ANST --..Historical references to beans...

peerage1 peerage1 at flash.net
Tue Sep 8 14:40:05 PDT 1998


> 
> At any rate, I would not serve what we in the U.S. call "green beans" at an
> "authentic" Medieval feast.  They would be Renaissance at best.
> 
> Bear

Okay Bear, it's renaissence...but heres what you requested...Reference
for your beans: fourteenth century. 

154. D'autres menuz potaiges...: Other Lesser Pottages, such as stewed
chard, cabbage, turnip greens, leeks, veal in Yellow Sauce, and plain
shallot pottage, peas, frenched beans, mashed beans, sieved beans or
beans in their shell,  pork offal, brewet of pork tripe -- women are
experts with these and anyone knows how to do them; as for tripe, which
I have not put in my recipe book, it is common knowledge how it is to be
eaten.

                           The Viandier of Taillevent 


This book is in Print, as well as the two 15th century other cook books
which have also been out of print for awhile and are back in-although I
haven't gotten my hands on those, due to they are reprints of 18th
century ones of the manscripts.

Here's the site: it's called serious books for serious cooks :), just
for the fun of corruption.

http://www.foodbooks.com/welcome.htm

The Viandier of Taillevent: An Edition of all Extant Manuscripts.

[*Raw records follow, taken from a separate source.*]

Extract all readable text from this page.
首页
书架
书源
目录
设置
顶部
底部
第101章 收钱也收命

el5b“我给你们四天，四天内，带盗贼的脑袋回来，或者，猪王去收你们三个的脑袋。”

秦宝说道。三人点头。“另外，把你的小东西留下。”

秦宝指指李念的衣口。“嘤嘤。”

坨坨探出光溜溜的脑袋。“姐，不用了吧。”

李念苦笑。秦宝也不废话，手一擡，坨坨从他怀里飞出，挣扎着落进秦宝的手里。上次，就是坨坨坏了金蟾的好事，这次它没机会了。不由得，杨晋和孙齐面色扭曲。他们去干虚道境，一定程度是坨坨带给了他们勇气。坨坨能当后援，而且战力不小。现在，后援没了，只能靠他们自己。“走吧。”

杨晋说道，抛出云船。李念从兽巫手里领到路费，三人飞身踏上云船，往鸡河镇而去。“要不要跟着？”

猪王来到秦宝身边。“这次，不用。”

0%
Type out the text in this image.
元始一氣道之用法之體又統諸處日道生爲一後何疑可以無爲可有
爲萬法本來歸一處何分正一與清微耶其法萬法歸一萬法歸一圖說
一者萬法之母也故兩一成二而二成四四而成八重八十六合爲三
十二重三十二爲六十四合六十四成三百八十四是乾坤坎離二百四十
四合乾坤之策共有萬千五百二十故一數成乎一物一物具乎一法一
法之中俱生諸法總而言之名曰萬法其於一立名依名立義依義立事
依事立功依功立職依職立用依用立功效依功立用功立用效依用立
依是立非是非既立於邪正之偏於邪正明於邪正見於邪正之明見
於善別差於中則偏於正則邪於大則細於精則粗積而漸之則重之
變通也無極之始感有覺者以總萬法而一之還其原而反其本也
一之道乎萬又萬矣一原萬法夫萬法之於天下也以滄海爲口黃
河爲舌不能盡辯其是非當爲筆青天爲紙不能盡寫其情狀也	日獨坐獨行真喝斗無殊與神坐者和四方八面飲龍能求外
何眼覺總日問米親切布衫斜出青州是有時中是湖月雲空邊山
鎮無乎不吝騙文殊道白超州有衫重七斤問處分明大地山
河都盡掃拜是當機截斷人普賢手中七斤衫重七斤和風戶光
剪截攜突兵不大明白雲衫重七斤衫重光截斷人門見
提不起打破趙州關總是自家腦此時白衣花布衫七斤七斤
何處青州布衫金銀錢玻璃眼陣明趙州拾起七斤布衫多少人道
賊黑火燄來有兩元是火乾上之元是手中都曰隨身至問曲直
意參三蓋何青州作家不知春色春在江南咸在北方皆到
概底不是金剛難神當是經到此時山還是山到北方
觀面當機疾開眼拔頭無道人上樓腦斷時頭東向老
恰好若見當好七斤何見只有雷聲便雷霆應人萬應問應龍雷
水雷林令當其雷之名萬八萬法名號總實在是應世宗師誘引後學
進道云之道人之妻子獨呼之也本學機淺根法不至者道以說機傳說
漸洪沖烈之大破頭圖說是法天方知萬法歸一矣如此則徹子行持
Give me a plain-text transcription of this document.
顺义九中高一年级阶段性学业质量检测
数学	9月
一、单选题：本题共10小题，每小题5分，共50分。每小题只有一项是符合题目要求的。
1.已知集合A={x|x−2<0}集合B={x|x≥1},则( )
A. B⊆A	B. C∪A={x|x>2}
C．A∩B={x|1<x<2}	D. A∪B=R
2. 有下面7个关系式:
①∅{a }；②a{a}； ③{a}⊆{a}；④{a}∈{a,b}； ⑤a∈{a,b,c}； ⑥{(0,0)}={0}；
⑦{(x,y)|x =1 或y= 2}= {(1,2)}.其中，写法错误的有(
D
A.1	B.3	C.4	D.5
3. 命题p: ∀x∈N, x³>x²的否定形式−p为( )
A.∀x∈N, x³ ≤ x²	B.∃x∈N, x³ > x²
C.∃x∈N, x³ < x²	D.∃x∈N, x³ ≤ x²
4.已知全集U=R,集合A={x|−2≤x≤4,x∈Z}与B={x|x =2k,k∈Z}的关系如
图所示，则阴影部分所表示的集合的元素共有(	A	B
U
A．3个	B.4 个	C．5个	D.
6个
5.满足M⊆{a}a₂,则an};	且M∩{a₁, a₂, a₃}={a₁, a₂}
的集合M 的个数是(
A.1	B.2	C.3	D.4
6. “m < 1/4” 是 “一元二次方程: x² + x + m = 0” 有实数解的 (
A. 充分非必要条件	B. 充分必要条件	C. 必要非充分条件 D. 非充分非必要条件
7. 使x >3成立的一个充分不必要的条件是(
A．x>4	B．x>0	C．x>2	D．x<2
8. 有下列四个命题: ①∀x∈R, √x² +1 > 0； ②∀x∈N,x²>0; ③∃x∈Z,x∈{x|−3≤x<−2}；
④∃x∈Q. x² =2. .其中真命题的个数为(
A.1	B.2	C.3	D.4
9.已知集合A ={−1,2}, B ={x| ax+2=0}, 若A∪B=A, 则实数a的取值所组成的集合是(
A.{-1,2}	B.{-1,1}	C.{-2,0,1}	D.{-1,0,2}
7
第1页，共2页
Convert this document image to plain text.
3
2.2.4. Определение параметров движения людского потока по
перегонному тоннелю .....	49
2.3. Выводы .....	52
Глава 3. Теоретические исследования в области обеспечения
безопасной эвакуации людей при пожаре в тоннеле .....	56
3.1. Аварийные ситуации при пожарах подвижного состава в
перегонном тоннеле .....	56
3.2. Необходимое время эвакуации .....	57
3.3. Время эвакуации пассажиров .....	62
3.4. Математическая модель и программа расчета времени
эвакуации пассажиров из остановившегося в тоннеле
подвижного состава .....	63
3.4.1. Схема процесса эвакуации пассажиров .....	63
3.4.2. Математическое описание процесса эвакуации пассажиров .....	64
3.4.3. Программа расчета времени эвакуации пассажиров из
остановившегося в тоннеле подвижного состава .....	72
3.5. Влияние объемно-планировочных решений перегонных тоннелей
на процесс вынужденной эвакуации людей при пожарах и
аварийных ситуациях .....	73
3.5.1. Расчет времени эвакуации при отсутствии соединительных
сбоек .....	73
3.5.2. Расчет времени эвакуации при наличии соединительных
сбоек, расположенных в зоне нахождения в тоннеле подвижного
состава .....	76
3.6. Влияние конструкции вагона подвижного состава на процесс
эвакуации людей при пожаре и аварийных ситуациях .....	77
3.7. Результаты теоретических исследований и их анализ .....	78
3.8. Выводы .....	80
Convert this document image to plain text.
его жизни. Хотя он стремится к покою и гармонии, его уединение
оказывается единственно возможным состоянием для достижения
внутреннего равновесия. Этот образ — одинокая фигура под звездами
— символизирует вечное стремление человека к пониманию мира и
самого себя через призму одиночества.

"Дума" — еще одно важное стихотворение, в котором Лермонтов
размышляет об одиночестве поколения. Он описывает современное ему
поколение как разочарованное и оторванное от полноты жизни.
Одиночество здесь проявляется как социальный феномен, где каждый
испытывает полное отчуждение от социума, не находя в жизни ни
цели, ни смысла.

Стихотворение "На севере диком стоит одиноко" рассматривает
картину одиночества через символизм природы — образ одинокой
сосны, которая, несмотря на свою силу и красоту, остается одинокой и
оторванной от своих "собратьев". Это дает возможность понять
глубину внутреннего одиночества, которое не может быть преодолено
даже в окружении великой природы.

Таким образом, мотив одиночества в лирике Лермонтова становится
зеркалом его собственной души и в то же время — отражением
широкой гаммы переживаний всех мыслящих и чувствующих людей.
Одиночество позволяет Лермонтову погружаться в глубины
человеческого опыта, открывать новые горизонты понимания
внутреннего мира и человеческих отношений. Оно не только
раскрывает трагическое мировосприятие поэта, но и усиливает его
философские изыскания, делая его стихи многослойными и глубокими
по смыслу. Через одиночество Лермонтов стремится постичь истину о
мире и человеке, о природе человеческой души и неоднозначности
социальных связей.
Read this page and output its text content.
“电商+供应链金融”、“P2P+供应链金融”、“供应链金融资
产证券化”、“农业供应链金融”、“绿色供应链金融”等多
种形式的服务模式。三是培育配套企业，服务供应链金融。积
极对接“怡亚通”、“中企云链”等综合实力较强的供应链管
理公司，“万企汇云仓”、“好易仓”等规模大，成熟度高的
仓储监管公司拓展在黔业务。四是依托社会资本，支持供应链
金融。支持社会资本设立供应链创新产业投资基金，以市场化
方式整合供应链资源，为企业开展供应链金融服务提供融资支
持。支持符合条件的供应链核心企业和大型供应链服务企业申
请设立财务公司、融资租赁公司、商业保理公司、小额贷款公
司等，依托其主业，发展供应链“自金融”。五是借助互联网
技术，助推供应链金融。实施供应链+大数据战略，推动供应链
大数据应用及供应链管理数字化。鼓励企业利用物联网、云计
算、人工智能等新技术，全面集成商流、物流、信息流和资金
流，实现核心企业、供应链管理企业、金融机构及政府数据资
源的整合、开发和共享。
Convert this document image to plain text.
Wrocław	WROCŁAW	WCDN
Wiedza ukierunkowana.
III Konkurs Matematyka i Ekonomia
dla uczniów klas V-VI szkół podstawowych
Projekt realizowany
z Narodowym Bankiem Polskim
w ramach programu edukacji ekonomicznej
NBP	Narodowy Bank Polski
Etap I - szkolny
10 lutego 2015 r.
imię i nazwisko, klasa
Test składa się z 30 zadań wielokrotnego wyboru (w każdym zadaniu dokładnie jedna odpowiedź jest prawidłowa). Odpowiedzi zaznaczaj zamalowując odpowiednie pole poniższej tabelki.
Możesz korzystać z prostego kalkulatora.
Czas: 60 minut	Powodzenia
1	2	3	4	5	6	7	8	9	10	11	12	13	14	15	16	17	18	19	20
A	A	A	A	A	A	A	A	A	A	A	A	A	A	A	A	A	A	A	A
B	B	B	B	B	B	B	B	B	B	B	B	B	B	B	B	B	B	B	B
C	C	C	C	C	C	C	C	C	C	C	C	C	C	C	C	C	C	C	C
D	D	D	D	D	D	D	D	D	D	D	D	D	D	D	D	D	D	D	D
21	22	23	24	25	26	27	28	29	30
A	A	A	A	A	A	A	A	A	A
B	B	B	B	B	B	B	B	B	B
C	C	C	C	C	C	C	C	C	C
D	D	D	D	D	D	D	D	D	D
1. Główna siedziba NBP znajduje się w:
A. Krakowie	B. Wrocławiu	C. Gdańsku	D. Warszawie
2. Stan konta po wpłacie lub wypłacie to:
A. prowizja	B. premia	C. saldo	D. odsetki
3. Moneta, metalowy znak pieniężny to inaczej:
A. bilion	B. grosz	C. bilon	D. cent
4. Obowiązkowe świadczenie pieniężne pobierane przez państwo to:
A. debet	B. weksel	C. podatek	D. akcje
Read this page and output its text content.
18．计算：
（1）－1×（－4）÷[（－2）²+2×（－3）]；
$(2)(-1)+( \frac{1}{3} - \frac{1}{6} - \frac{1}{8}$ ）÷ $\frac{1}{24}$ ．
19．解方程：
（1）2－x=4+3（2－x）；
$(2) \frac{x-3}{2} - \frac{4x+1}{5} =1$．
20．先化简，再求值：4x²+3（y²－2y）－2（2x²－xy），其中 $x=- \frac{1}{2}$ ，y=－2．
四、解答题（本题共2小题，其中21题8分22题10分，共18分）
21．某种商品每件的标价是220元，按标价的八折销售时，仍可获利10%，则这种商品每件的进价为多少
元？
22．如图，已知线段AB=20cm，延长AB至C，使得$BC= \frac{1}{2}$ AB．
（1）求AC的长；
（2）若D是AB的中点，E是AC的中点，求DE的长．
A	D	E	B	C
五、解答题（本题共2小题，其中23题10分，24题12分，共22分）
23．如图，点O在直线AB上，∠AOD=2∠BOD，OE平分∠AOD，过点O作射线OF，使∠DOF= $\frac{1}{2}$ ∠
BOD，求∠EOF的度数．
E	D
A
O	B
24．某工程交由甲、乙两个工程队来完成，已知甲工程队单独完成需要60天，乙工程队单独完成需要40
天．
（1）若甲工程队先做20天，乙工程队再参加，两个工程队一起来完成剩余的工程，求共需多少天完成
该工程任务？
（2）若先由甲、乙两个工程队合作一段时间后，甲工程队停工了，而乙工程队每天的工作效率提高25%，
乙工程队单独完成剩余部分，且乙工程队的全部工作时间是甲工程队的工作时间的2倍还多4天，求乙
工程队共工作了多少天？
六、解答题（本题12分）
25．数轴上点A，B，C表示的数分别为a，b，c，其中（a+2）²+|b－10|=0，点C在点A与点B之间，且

Edited
by Terence Scully. The Viandier is the most important early recipe
collection of medieval France. Written in the fourteenth             
century by Guillaume Tirel (alias Taillevent), the chief cook of King
Charles V of France, it is the starting point of many culinary
traditions and practices that remain at the base of modern French haute
cuisine. This volume is the first to present all four extant manuscripts
of the Viandier, arranged in parallel for easy comparison. The texts of
the 220 recipes are in the original French, but a complete English
translation is  provided. University of Ottawa Press. 330 pp. ©1988
$35.00 Hardcover. 

Two Fifteenth-Century Cookery-Books. Edited by Thomas Austin. The
ancient cookeries edited in this volume have been copied from Harleian
MSS, 297 and 4016, in the British Museum. The first MS. is divided into
three parts, the first, headed Kalendare de Potages dyuers, containing
153 recipes; the second part, Kalendare de Leche Metys, has 64 recipes,
and the third Part, Dyuerse bake metis, 41 recipes. Published for The
Early English Text Society by the Oxford University Press. 151
pages. Unaltered reprint of the 1888 edition in 1996. $45.00 Hardcover.